In the 1990's our government used to consider this type of computer security to be equivalent to possessing a nuclear weapon - it was classified as an armament.  They have since changed this stance, but their former stance shows you how important this kind of security is to our nation, and to nearly everyone who uses the Internet.  I think we're fortunate that the government changed their view on this before the 9/11 attacks.

Hypothetical intel Quantum
computer chip
But the day is coming when quantum computers will be able to break into any secured Internet connection, because unlike the computers of today, quantum computers will be able to solve the RSA challenge in a reasonably short amount of time.  And when this happens, our government could well classify these new computers as equivalent to nuclear weapons again because they would destroy all privacy and security on the Internet.  How soon this will happen is a matter of debate, but I believe some time this century we will have the technology, perhaps as soon as a few decades from now.  And then it's only a matter of time before the cost of these devices comes down and then that's it - we need to change the fundamental security architecture of the Internet that we've relied on since the dawn of the Internet.

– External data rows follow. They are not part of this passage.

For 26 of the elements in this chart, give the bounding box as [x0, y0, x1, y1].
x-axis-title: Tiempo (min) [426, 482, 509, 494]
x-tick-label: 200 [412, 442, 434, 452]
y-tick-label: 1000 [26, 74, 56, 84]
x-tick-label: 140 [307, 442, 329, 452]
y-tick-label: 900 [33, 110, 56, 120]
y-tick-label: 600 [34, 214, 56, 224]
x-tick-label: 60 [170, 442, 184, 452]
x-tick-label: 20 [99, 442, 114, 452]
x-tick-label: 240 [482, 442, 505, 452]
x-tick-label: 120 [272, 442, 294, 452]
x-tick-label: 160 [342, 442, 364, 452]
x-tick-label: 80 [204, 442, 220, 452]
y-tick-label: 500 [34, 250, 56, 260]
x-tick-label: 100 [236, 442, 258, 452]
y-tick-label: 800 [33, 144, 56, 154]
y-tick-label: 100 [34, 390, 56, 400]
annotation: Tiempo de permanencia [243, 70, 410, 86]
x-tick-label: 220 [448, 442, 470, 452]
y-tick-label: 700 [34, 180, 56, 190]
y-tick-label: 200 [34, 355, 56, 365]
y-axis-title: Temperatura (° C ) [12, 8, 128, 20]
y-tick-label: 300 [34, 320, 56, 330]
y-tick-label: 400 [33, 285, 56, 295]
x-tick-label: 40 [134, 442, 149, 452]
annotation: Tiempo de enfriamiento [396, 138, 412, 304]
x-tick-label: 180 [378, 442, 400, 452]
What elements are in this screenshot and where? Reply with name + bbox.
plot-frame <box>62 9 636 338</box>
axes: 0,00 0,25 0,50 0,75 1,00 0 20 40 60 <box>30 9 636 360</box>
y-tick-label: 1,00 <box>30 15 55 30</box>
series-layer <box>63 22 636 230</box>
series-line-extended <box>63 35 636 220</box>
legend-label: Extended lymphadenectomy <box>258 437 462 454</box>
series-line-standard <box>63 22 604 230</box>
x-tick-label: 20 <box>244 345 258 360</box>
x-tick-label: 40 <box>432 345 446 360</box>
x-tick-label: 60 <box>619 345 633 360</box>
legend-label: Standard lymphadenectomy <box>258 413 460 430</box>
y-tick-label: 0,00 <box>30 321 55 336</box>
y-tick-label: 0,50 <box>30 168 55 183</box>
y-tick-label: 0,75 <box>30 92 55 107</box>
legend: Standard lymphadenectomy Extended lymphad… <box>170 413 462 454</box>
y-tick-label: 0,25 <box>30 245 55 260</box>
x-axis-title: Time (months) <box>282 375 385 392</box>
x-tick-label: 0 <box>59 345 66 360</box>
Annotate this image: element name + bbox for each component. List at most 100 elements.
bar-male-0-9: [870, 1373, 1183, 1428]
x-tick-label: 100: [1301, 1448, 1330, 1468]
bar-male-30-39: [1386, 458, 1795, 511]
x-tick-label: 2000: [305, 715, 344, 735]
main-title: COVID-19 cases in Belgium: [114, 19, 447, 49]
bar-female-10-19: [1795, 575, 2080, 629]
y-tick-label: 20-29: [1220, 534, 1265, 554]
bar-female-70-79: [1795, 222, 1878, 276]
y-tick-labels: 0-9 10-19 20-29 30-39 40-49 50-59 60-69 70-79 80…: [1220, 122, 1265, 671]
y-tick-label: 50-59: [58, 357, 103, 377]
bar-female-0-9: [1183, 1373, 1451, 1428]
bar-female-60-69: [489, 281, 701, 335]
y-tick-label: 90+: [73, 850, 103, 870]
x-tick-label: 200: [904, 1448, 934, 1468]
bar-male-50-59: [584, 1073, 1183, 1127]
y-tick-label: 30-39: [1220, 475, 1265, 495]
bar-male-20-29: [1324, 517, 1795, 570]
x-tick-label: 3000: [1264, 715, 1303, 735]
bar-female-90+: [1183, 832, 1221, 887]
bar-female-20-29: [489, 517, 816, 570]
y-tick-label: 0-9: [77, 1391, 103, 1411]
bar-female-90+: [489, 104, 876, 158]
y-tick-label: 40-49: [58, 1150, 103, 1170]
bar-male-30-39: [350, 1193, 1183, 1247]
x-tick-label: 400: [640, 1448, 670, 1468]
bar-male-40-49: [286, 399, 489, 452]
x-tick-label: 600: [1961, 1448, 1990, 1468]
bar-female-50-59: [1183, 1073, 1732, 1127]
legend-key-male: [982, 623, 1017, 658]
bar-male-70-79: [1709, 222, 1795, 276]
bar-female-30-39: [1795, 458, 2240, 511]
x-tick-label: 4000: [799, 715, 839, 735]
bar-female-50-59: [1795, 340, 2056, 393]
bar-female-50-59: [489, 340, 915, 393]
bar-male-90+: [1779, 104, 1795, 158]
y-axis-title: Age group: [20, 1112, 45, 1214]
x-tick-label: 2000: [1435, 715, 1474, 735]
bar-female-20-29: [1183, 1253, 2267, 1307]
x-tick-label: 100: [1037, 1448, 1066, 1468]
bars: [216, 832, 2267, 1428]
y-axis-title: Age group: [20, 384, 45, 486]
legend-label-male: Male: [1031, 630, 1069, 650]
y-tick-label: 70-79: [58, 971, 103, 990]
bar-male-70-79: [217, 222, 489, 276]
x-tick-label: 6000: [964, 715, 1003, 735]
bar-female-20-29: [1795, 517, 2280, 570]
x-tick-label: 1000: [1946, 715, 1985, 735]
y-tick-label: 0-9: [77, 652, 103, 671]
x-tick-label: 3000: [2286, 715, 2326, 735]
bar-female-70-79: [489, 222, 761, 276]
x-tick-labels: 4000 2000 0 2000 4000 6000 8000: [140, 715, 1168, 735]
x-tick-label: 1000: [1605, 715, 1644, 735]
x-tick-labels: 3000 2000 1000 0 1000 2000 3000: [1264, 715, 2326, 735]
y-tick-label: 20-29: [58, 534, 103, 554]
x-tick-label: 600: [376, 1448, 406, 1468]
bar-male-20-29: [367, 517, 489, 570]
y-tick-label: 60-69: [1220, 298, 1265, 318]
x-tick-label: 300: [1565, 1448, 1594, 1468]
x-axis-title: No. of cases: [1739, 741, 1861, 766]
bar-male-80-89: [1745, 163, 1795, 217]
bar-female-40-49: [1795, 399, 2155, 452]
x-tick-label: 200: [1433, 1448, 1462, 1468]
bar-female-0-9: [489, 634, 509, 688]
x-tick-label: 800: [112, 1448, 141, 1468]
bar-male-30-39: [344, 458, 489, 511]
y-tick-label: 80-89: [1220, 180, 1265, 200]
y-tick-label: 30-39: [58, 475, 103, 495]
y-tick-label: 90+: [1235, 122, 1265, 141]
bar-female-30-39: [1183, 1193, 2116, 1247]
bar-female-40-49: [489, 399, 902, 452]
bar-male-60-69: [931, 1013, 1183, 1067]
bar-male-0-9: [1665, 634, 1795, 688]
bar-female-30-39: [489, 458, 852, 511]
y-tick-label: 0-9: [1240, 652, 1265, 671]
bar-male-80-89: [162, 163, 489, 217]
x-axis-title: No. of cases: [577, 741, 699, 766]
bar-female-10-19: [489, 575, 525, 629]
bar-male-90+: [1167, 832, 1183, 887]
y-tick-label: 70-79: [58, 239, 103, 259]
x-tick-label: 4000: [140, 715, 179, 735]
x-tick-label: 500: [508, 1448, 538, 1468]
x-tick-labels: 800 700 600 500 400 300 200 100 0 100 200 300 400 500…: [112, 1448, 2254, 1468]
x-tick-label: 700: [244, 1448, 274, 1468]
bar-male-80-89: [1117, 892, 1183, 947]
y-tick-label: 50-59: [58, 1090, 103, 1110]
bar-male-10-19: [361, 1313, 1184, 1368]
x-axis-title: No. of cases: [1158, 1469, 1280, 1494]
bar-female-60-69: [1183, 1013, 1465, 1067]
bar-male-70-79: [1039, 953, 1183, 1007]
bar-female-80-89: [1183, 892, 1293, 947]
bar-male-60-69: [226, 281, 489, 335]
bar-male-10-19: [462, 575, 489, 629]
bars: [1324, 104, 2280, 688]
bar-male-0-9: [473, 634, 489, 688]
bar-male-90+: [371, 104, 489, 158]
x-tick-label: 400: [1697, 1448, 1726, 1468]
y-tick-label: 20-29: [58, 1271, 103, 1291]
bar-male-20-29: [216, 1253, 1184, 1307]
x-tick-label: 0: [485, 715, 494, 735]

Knowing that this day is coming, some people formed the PQCrypto conference to pool together great minds to prevent this from happening - but they haven't yet figured out a solution.  Assuming they or someone else does eventually come up with a counter measure, fixing this problem will be a project equivalent or worse in risk and size to the Y2K problem that we were all worried would bring down the Internet, and that cost over $300 billion dollars to fix according to the BBC.